Мелькание кадров прекратилось, опять зазвучал каркающий
голос, сопровождавшийся кряхтением и шлепаньем тряпки.
– Я и в РОНО обращалась, и в министерство, и в
санэпидемстанцию, официальные письма писала. Здесь все-таки дети, а солдаты,
помимо всего прочего, это еще и инфекция. Ну никому же ничего не надо!
Нянька за кадром мыла пол и говорила. В кадре молчала Галина
Дмитриевна, глядя перед собой круглыми, непомерно большими глазами.
– Она все время так молчит? – шепотом спросил Арсеньев.
– Нет, просто такой кусок попался, давайте я все-таки
промотаю, – сказал доктор. На этот раз Маша не возражала.
За кадром зазвучали голоса. Работал телевизор, шло какое-то
дневное ток-шоу. Экрана видно не было и няньки тоже. Камера была направлена на
больную.
– Ах да, извините, я психолог и привык пользоваться
профессиональными терминами, фигурально выражаясь, они не хотят и не могут, –
заявил низкий раскатистый мужской голос.
– Что именно? – спросил другой голос, тоже мужской, высокий
и ехидный.
– Иметь полноценные сексуальные сношения с мужчиной, –
ответил бас.
– Вы бы лучше поспали, чем эту пакость смотреть. Давайте я
переключу на “Дикую Розу”. Можно? – прокаркала за кадром нянька.
И тут наконец заговорила сама Галина Дмитриевна. Ее голос
звучал ровно, спокойно, очень тихо, даже пришлось увеличить звук.

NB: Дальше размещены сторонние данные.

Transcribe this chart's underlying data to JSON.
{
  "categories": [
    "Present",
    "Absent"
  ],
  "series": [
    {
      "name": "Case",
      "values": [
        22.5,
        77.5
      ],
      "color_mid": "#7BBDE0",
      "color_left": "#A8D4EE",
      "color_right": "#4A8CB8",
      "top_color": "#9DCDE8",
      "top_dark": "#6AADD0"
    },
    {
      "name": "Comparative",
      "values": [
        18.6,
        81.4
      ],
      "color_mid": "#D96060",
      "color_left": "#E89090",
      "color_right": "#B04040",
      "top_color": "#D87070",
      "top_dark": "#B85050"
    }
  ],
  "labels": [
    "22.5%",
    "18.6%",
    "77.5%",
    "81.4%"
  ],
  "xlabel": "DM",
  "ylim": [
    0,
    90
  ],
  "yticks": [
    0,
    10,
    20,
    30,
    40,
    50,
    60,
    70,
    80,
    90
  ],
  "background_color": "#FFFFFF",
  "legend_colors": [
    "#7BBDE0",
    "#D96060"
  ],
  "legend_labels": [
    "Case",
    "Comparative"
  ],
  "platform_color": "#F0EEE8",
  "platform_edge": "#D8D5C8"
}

– Феликс Нечаев не психолог. Зачем он говорит не правду? –
произнесла она, ни к кому конкретно не обращаясь.
– Это вы о ком? – удивилась нянечка.
– Итак, подведем некоторые итоги, – затараторил тенор,
вероятно, принадлежавший ведущему, – наша сегодняшняя тема “Принципиальный
холостяк”. Наш герой утверждает, что изучил разные типы женщин и не хочет
жениться, поскольку ни один из этих типов его не удовлетворяет. Что скажут наши
зрители? Пожалуйста! Вот вы, девушка!
– Если ему никто не нравится, зачем он вообще лезет? –
звонко заявила невидимая девушка.
Последовал общий смех.
– Знаете что, милая девушка, – обиженно пропел бас, – я вам
могу сказать как профессиональный психолог, что у вас очень серьезные
комплексы.
– Феликс не психолог, – повторила Галина Дмитриевна чуть
громче, – он закончил заочное отделение областного педагогического института. А
до этого служил в армии, строил генеральские дачи под Москвой.

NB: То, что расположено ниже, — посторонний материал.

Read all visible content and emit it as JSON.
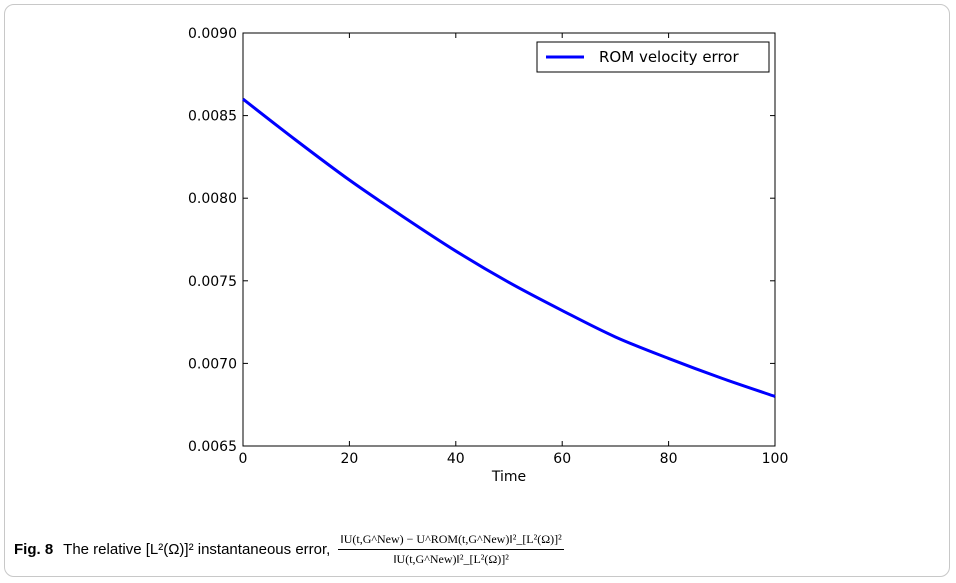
{
  "chart_data": {
    "type": "line",
    "xlabel": "Time",
    "ylabel": "",
    "xlim": [
      0,
      100
    ],
    "ylim": [
      0.0065,
      0.009
    ],
    "xticks": [
      "0",
      "20",
      "40",
      "60",
      "80",
      "100"
    ],
    "yticks": [
      "0.0065",
      "0.0070",
      "0.0075",
      "0.0080",
      "0.0085",
      "0.0090"
    ],
    "legend_position": "top-right",
    "grid": false,
    "series": [
      {
        "name": "ROM velocity error",
        "color": "#0000ff",
        "x": [
          0,
          10,
          20,
          30,
          40,
          50,
          60,
          70,
          80,
          90,
          100
        ],
        "y": [
          0.0086,
          0.00835,
          0.00811,
          0.00789,
          0.00768,
          0.00749,
          0.00732,
          0.00716,
          0.00703,
          0.00691,
          0.0068
        ]
      }
    ]
  },
  "caption": {
    "figure_label": "Fig. 8",
    "description": "The relative [L²(Ω)]² instantaneous error,",
    "numerator_text": "‖U(t,G^New) − U^ROM(t,G^New)‖²_[L²(Ω)]²",
    "denominator_text": "‖U(t,G^New)‖²_[L²(Ω)]²"
  }
}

– Что вы говорите? Я не поняла… – удивленно переспросила
нянька.
– Сначала мы взяли его на договор, курьером. Потом он стал
младшим редактором. Он пунктуален, аккуратен, никогда ничего не забывает, умеет
наводить порядок в бумагах и документах.
– Галина Дмитриевна! Вам нехорошо? – испугалась нянька. – Может,
доктора позвать?
– Нет, Рая, не волнуйтесь, – больная глубоко вздохнула и
закрыла глаза, – можете переключать на свою “Дикую Розу” или вообще выключить.
И пожалуйста, опустите мою койку, я посплю.